This is big news for me. I normally trim, very carefully, but I don't shave down totally. I'd done it once or twice before and - yeeeIKES - is it ever itchy! I also have Mother Earth tendencies and rather like my dark, thick bush. But I'm an adventerous chick, so I decided I'd have a little fun and get a buzz cut. I suppose I'd spent too much time watching "I Feel Myself" and felt the need to spent more time exploring my cunt. So, during a lunch break (the concept of which is fairly ludicrous since I work from home), I scurried to a shop to get a multiple-setting buzz cutter. Nothing's too good for my pubes!
I did, of course, consider going the whole-hog and getting waxed. And I'm not talking some sissy bikini wax - brutha please! That's for wimps! I considered getting a Brazilian wax. 'Considered' is the operative word in that sentence as idea never evolved into action. And that's because I am a wimp. There's also something faintly disturbing to me about fucking a woman with no pubic hair - it seems like some sort of little girl fantasy is being worked out. Hmm. I'm still torn on it all and maybe - just maybe - if I ever get that stoned or drunk or decide to smoke enough opium, sure - I'll tear it all off.For the present, however, I'm buzzed. I raced home after my razor acquisition and tore into the packaging. These things are so cool because you can change the settings and thereby gage how low you're gonna go. I went to the shortest possible - I was going to go sans guard at all, but that'd leave my pussy with 5 o'clock shadow. I'm not into leaving razor burn on The Bloke's face when he next chows down. It was indeed a challenge getting all them strays trimmed up and I'm thankful that I'm quite the yogini because several contortions involving the buzzer and a tiny mirror were necessary to make sure I didn't miss anything.
But me likes.
I sent The Bloke a text that I'd just given myself a buzzcut. I was teasing him because he'd just asked me last weekend if I'd ever had my hair in a bob (it's quite long now).

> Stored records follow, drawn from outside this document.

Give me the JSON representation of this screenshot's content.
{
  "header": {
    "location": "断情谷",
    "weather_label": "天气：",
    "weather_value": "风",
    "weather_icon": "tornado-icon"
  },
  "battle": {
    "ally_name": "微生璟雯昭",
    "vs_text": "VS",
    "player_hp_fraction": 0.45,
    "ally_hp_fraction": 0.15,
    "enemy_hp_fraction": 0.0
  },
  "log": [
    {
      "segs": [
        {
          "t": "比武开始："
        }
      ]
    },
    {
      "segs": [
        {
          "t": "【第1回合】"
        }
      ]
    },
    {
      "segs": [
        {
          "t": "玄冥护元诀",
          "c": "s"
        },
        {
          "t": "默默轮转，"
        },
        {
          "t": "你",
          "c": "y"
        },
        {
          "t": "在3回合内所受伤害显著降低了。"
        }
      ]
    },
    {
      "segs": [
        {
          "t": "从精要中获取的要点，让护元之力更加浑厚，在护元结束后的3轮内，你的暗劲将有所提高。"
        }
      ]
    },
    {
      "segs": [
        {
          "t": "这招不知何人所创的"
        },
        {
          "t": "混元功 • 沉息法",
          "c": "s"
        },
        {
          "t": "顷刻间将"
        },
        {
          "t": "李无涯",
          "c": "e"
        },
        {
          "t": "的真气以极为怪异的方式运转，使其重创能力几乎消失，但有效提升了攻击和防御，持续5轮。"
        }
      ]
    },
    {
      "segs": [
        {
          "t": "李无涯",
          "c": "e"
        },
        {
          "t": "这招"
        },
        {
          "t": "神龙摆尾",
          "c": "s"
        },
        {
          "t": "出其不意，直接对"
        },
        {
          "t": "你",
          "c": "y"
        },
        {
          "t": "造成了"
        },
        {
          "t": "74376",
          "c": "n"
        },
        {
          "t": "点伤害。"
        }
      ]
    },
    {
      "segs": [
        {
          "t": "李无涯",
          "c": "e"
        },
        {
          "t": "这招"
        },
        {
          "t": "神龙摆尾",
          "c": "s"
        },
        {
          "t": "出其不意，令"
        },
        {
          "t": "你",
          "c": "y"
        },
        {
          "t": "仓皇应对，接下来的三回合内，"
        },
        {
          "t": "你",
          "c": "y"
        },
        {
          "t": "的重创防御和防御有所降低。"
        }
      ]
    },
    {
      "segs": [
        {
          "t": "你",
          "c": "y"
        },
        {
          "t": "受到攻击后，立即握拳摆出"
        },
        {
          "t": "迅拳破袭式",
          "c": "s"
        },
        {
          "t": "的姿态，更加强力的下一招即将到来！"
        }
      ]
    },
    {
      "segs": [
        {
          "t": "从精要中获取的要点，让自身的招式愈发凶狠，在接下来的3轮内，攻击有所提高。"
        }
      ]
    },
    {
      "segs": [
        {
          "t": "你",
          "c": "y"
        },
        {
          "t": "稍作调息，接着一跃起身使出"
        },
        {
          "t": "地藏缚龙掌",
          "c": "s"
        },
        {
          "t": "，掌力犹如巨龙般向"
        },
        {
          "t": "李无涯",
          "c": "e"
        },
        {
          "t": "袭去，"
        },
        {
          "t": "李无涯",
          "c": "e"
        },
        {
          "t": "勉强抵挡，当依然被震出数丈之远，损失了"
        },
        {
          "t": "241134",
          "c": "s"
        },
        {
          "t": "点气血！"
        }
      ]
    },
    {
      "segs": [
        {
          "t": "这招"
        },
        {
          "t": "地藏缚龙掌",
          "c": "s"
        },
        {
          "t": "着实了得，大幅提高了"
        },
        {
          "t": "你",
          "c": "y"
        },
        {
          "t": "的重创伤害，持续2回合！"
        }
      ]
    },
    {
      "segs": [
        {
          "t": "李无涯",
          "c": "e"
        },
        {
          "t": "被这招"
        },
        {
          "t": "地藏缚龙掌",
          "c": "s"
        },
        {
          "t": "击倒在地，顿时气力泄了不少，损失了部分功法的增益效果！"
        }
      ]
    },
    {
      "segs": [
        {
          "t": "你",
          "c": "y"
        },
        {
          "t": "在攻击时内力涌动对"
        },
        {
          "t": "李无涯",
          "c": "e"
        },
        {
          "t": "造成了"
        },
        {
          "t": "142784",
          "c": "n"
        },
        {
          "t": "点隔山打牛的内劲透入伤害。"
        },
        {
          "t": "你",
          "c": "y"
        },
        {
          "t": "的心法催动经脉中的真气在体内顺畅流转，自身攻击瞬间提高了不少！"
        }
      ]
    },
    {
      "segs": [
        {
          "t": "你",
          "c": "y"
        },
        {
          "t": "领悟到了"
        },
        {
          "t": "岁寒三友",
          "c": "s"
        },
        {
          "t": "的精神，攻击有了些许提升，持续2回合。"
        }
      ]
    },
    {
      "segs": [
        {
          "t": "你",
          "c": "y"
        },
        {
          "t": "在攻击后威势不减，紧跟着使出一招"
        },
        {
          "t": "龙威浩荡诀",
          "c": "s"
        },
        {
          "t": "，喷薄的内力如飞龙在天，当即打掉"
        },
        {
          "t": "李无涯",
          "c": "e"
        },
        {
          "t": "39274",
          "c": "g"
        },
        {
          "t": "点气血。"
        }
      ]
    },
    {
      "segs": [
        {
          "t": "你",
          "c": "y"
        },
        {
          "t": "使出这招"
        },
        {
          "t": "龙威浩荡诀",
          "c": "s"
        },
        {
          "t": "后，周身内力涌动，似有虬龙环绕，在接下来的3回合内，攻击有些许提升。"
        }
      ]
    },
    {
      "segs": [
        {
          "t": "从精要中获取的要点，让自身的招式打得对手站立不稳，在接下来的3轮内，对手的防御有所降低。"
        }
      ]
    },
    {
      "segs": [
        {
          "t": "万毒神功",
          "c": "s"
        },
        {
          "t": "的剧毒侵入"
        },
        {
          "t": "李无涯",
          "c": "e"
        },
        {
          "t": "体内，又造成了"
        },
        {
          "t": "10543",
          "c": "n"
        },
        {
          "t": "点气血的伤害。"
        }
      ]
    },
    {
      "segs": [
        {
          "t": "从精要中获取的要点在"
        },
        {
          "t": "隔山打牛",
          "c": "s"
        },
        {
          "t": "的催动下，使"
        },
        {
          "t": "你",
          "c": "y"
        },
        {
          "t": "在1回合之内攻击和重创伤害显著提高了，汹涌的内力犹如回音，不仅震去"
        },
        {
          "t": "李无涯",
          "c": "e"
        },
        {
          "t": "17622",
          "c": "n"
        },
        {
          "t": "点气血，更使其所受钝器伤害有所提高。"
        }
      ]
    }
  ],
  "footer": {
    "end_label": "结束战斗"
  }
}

I've had my hair all lengths but its so unruly that the longer it is, the better it lays. Still, I knew he wouldn't be quite sure what I'd buzzed.
And, needless to say, he realized it as soon as he saw me last night. And he rather enjoyed the lack of barrier en route to my clit. He was delighting in it this morning as he slammed into me again for breakfast. Maybe I'll go Brazilian for his birthday. And since his birthday is at the end of the year, that gives me enough time to develop a heroin problem to help kill the pain.